Its max power is ‘only’ 1,500 watts, but I’d like to see the rider who can top that on a fixed trainer inside. Of more relevance to Zwift riders, the gradient simulation tops out at 10 percent — the lowest of the direct-drive trainers.
- £749 / $899 / AU$/€ pricing N/A
- Pros:Great calibration out of the box, solid stance, spring-loaded legs
- Cons: Reactivting ERG causes 450w lurch (when reengaged at 180w), screw-on legs
- Feel: Good
- Power accuracy: Very good at <2% variance of power meters' average
- Stability: Rock-solid base, slight give at axle
- Noise: 71dB at 200w/80rpm; 80dB max
- Portability: Screw-on legs can pivot inwards
Going head to head with the Flux on price is the new Elite Direto, which I found to have great power measurement after doing a calibration with the Elite app. After calibration, it read within a single percent of the Pioneer and Garmin power meters for average power, and tracked consistently with them for spikes and valleys.
The legs pivot in for storage, using a big dial on each leg to loosen and tighten.
The feel is steady and smooth for both virtual riding and interval training.
My one complaint is the stutter in required power when reactivating ERG mode. ERG mode – which is when an app is controlling the resistance – gets deactivated when you can’t match the required power for a few seconds. When the software senses this, it releases the heavy resistance and lets you spin for a while. Then, once you’re going again, it will reactive the ERG mode at the preset power. After it does this, there is a short but very noticeable load of about 450 watts before it settles in at the preset power.
The Direto is quiet at steady power and under hard efforts. Max power is 1,400 watts and max gradient is 14%.
Smart trainer bottom line
So which of these is the best? Well, like any tool, that depends on your budget and intended use.
All of these trainers do a good job bringing virtual riding to life. The more money you spend, the better experience you get.
For power measurement, though, there are clearly two classes of smart trainers. The direct-drive trainers are markedly better than the wheel-on options.
If you already have a power meter, I would recommend using that for your measurement. Connect your meter to Zwift or TrainerRoad, or whatever app you are using for the power measurement, and then connect the smart trainer for the resistance control. I’d advise that even with the direct-drive trainers, just so you are seeing consistent numbers inside and outside.
The best bang for the buck has to be the new Elite Direto. It works very well at under a grand.
The CycleOps Hammer is an excellent option with a smooth road feel and a forgiving algorithm for when you stall out on ERG mode. It is rock solid and easy to use. It’s just a little louder than the other top-end trainers.
The Neo’s surface treatments engage you like no other trainer can, and its power measurement is hyper dependable. The fold-out wings are rock solid, but the hub has a bit of give, which I appreciate.

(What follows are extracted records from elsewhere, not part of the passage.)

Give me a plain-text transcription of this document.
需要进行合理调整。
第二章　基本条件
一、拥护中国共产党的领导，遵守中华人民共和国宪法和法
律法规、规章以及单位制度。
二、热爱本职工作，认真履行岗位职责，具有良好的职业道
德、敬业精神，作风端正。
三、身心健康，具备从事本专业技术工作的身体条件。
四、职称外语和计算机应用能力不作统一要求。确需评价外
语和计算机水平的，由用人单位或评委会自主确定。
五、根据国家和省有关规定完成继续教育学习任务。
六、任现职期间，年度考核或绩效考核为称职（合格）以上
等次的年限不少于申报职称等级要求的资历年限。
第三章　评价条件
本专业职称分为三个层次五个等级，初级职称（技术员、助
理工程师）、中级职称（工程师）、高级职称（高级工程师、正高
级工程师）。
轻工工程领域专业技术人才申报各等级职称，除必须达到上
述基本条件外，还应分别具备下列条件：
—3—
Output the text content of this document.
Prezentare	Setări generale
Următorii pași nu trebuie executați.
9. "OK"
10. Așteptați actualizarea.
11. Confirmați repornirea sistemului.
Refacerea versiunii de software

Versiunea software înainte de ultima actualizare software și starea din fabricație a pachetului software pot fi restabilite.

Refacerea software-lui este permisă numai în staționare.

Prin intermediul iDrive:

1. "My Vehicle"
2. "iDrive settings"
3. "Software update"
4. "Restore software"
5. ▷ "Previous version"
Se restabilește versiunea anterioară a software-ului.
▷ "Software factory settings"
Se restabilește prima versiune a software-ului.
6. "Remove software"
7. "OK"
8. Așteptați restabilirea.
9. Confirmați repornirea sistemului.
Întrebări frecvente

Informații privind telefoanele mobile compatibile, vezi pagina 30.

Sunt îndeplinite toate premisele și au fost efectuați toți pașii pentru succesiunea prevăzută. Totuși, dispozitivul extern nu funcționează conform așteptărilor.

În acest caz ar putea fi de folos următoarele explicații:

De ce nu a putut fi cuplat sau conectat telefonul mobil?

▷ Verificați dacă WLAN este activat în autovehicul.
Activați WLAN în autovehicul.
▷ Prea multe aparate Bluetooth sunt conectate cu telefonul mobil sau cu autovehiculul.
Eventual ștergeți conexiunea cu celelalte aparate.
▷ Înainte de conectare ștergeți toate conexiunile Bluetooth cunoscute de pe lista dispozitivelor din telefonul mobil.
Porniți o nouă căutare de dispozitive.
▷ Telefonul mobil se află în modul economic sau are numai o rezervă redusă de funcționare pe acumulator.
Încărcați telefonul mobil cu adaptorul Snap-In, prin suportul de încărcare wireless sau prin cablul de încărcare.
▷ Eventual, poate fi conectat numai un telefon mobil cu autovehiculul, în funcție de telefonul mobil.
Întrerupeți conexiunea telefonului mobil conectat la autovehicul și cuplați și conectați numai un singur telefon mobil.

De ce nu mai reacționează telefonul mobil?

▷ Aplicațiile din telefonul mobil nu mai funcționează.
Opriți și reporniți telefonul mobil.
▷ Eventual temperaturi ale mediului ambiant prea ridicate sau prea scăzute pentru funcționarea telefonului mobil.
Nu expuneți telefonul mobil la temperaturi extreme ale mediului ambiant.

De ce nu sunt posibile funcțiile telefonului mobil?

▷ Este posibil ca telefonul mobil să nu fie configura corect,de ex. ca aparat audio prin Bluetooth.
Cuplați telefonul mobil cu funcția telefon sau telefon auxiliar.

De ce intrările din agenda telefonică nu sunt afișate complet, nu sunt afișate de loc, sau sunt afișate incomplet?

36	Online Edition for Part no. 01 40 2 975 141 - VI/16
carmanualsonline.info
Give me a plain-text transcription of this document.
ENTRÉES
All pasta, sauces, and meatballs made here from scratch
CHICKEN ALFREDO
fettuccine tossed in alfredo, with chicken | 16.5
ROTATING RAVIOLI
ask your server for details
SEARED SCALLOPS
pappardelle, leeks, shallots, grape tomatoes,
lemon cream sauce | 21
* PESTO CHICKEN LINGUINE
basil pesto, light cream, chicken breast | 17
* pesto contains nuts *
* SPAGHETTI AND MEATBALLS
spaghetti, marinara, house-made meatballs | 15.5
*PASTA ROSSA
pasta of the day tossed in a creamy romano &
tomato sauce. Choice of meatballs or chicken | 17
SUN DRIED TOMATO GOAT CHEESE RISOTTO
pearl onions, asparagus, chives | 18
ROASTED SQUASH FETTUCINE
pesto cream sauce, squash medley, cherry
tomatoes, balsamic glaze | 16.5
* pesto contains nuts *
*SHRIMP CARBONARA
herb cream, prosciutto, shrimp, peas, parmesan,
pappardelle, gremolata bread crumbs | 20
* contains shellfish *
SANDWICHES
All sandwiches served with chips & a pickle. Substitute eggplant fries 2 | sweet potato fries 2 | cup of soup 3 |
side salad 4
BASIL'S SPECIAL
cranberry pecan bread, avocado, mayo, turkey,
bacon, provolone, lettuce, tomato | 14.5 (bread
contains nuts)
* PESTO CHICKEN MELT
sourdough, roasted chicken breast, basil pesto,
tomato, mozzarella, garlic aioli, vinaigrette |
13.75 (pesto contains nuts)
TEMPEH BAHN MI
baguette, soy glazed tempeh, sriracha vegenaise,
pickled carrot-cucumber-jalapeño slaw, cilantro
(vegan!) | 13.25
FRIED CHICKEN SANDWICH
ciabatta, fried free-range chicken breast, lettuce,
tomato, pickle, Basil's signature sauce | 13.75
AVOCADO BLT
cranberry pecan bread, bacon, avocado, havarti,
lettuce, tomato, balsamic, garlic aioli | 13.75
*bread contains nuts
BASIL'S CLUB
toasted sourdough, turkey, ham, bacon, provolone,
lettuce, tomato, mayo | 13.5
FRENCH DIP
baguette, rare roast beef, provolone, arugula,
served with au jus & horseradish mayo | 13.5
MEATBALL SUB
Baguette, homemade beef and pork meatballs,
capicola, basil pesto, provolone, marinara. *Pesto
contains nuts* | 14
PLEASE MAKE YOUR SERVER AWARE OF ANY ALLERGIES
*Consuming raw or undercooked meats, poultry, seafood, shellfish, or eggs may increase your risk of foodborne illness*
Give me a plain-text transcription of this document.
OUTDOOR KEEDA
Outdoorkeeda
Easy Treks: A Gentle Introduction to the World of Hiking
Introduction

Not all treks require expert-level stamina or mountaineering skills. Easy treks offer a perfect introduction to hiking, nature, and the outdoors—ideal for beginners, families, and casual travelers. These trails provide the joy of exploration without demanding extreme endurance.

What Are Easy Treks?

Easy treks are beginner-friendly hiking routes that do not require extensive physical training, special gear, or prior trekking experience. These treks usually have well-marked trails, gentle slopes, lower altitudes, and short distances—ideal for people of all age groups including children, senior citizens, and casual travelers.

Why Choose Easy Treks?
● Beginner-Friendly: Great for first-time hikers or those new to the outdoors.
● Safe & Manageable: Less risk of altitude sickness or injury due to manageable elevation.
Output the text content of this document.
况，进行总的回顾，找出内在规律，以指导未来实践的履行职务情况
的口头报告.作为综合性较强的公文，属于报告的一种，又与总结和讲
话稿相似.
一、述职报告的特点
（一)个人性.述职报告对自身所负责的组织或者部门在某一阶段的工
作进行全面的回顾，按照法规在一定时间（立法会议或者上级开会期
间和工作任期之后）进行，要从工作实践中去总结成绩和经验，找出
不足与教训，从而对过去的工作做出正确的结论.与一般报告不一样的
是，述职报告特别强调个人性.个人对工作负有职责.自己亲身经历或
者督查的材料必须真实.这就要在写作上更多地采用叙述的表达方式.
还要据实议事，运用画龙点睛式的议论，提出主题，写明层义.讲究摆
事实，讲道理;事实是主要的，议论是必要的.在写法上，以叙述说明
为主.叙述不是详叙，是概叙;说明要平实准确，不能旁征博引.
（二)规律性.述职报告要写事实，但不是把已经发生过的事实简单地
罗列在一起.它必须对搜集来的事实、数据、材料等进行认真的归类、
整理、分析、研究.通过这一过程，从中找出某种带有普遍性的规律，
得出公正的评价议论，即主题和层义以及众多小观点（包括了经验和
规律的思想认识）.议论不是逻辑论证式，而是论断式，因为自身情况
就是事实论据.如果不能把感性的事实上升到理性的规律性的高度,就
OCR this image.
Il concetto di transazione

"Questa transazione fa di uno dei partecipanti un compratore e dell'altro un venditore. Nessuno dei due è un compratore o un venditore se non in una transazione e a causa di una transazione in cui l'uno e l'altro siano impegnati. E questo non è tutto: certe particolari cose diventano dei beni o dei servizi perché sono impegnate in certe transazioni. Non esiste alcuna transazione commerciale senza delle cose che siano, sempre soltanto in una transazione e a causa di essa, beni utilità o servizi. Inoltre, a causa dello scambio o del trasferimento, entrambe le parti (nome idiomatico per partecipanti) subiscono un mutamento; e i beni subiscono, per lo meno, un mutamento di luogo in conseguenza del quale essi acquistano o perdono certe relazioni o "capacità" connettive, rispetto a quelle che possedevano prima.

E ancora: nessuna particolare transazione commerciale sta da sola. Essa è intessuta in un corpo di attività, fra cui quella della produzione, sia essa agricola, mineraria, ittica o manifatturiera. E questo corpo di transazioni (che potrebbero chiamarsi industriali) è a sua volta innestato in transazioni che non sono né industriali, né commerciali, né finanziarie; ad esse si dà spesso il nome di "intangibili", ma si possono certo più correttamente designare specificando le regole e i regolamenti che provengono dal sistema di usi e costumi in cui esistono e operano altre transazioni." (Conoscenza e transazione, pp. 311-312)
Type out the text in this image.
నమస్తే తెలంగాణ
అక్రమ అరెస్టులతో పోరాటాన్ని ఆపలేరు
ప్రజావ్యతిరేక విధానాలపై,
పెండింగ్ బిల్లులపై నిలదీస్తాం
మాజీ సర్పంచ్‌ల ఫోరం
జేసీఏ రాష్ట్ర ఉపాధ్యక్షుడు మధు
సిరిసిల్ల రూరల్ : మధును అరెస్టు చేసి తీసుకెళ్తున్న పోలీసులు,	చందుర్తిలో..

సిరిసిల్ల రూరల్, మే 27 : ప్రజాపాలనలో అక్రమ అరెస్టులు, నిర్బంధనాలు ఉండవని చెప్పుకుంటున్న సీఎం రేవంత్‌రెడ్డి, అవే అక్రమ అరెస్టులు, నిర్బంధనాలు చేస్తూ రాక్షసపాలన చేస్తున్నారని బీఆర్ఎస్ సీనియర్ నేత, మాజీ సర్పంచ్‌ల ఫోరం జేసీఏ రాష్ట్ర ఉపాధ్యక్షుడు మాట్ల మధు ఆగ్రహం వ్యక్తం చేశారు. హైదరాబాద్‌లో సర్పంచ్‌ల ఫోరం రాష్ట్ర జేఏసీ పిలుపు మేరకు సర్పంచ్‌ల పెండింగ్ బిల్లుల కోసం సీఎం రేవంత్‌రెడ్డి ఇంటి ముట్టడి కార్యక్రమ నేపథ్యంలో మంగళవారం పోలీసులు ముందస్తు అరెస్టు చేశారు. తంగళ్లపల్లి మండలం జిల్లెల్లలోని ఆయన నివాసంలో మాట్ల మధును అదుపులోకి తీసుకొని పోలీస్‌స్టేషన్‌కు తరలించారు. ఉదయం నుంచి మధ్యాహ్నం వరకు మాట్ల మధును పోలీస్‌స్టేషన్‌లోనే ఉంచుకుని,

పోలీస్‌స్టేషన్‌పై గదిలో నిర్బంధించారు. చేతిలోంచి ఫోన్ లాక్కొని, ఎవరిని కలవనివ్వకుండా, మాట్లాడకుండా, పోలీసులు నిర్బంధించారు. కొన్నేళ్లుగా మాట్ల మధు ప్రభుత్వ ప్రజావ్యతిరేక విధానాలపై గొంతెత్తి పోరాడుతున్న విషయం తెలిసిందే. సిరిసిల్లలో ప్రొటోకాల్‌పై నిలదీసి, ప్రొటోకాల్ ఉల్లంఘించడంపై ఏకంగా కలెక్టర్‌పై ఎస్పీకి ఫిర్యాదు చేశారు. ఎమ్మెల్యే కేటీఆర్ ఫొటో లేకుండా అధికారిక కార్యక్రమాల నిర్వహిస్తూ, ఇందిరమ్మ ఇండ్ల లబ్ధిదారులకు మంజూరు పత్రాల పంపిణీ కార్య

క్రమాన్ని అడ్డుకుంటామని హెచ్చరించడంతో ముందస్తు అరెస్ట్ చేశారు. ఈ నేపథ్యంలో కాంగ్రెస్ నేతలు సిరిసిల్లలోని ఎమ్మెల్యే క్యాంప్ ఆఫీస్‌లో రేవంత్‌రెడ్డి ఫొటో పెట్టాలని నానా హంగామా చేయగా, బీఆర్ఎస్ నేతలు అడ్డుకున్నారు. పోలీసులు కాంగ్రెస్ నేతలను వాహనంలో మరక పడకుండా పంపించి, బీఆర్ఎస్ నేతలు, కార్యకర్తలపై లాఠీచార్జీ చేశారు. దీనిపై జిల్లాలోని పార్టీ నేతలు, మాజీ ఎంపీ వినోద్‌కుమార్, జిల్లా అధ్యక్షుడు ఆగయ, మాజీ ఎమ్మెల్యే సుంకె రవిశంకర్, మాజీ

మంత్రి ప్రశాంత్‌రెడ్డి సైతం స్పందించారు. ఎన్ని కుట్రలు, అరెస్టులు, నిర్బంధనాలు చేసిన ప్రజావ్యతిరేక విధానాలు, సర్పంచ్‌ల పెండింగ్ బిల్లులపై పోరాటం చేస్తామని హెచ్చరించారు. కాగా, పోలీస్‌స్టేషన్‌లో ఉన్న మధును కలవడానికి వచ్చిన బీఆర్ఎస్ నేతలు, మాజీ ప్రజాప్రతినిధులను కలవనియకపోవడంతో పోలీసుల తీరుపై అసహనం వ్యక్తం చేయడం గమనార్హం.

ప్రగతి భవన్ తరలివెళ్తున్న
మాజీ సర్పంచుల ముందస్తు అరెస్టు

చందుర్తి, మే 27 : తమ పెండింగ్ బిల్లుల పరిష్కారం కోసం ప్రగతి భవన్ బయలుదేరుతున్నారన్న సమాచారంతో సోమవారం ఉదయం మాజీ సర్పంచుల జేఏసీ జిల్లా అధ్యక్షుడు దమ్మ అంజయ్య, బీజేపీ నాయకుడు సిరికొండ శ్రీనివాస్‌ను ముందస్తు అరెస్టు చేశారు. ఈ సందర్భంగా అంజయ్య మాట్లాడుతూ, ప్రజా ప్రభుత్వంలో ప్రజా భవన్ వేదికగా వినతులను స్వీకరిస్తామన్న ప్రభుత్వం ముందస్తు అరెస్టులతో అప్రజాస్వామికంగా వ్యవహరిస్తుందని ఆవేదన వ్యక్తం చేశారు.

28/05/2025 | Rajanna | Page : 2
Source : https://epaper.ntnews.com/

You can even use it without power, although you don’t get the cool downhill assist functionality. My only hesitation is that the Neo’s power is always just a few watts below that of power meters.
I should note that the Hammer measures similarly. In both cases, you can chalk up the delta in power to drivetrain-efficiency losses. You can absolutely train with confidence to the Neo and the Hammer.
Note that the Neo isn’t compatible with long-cage derailleurs.
With the Kickr, you can’t feel the cobbles, but you do get a quiet, silky smooth, virtual experience with dependable power. Unlike the Hammer and the Neo, I found the Kickr’s reported power to nearly mirror my power meters’ data.
The Kickr is the easiest direct-drive trainer to live with, too, with a compact design that folds in quickly, a sturdy handle, and full compatibility with thru-axle bikes and all lengths of rear derailleur cages.